The British Insurance Brokers' Association (BIBA) is the UK 's leading general insurance organisation representing the interests of insurance brokers, intermediaries and their customers. BIBA membership includes 1,700 regulated firms. BIBA brokers handle around half the value of all UK home, contents, motor, travel, commercial and industrial insurance policies. Insurance brokers make a direct and indirect contribution of 1% to UK GDP.
BIBA is the voice of the industry advising members, the regulators, consumer bodies and other stakeholders on key insurance issues. BIBA provides unique schemes and facilities, technical advice, guidance on regulation and business support and is helping to raise, and maintain, industry standards.
BIBA explains why firms can’t afford to avoid a discussion about Trade Credit insurance
Amid worrying signs that businesses are struggling to stay afloat Mike Hallam, BIBA Head of Technical Services explains why firms can’t afford to avoid a discussion about Trade Credit insurance.
Trade credit insurance can be overlooked when arranging a commercial insurance portfolio. The number of business failures has been relatively stable in recent years prompting many companies to trade without the benefit of insurance protection. Many risk managers are however revisiting their approach to protection against bad debt.
There are worrying signs that the state of the economy and uncertainty arising from various world crises are beginning to impact businesses. Every day there are reports of reducing confidence and there have been big ticket stories of insolvencies including those of Monarch Airlines and Misco the computer reseller. Relevant bodies have pointed out the reversal in the previous repeated fall in insolvencies between 2010 and 2016 and the recent rise in voluntary liquidations as indicators of trouble brewing.
Speaking of the current climate, Mike Clark, chair of the BIBA Trade Credit Working Group, said: “Recent statistics from the Insolvency Service show a 15% increase in company insolvencies for Q3 2017 which is troubling. The prospect of higher UK interest rates, uncertainty over Brexit, the impact of more restrictive US trading policies and even political uncertainties in Spain are reasons why companies of all sizes might want to consider reviewing the ways they can mitigate their exposure to bad debt.”
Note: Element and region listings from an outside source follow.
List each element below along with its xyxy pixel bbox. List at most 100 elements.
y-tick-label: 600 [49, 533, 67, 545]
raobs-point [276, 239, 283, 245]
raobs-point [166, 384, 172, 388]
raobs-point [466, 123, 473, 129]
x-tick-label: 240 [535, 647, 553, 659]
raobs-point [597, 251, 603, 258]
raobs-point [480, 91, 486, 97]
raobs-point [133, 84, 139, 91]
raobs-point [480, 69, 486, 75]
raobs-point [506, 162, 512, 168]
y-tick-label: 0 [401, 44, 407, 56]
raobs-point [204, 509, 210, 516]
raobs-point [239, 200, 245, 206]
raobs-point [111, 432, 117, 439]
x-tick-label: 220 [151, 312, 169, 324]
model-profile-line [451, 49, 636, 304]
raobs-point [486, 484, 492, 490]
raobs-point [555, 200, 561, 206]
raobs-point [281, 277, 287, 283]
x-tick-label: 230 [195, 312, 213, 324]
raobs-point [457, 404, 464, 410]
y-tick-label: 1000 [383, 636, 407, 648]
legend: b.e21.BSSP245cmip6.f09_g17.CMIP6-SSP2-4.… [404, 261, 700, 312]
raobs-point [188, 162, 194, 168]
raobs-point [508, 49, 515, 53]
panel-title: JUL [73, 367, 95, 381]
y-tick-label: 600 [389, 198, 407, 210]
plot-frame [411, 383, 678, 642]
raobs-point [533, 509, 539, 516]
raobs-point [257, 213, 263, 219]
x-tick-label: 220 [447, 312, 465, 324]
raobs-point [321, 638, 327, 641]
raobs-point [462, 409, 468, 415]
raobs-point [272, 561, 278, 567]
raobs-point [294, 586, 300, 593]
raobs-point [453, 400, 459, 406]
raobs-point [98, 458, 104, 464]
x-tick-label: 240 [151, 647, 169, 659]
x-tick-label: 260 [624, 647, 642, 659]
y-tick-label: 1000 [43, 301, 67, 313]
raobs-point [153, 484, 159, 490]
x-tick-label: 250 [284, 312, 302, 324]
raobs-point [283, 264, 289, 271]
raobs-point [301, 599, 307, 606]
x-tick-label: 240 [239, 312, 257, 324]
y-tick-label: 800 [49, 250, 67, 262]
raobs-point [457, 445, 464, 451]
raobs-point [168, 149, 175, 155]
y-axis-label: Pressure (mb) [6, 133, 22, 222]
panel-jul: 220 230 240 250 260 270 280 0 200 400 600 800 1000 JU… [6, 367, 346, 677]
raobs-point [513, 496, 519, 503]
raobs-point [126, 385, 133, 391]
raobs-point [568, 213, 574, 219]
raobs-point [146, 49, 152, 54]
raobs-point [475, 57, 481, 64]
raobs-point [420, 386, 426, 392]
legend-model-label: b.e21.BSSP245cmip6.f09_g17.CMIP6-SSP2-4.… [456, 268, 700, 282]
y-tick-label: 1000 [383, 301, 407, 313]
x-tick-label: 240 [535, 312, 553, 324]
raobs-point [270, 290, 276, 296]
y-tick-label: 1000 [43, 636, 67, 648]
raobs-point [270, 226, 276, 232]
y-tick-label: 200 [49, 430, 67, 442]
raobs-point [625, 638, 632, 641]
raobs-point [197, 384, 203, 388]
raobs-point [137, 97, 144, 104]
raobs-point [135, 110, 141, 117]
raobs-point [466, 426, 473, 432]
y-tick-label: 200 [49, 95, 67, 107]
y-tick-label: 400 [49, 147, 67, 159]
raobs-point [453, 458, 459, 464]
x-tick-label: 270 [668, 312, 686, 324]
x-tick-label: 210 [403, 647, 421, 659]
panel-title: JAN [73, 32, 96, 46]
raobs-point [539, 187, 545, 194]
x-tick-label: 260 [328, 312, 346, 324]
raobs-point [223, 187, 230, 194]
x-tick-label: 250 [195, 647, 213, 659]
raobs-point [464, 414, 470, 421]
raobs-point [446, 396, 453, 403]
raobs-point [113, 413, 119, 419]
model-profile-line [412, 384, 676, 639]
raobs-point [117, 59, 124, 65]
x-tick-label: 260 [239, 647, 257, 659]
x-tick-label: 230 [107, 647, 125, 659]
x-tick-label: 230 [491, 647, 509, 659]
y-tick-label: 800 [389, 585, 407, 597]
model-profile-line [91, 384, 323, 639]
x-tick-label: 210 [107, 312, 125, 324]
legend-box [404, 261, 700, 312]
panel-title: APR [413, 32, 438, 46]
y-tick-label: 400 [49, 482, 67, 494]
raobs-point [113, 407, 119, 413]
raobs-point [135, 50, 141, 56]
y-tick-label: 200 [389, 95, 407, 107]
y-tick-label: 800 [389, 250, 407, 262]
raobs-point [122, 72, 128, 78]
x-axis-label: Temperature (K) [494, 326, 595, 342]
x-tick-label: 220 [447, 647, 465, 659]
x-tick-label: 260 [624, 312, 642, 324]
The evidence of change is growing and it can be reasonably anticipated that there will be a higher demand for these insurance products over the coming months. Thankfully the UK trade credit insurance market still has capacity and good risk appetite, but it almost goes without saying that premium rates will inevitably start to harden if underwriting loss ratios deteriorate following a meaningful hike in business failures.
The clear message is – if you own a business and haven’t considered trade credit insurance before now is the time to pick up the phone to your broker and get the protection you need to avoid a difficult situation arising through no fault of your own.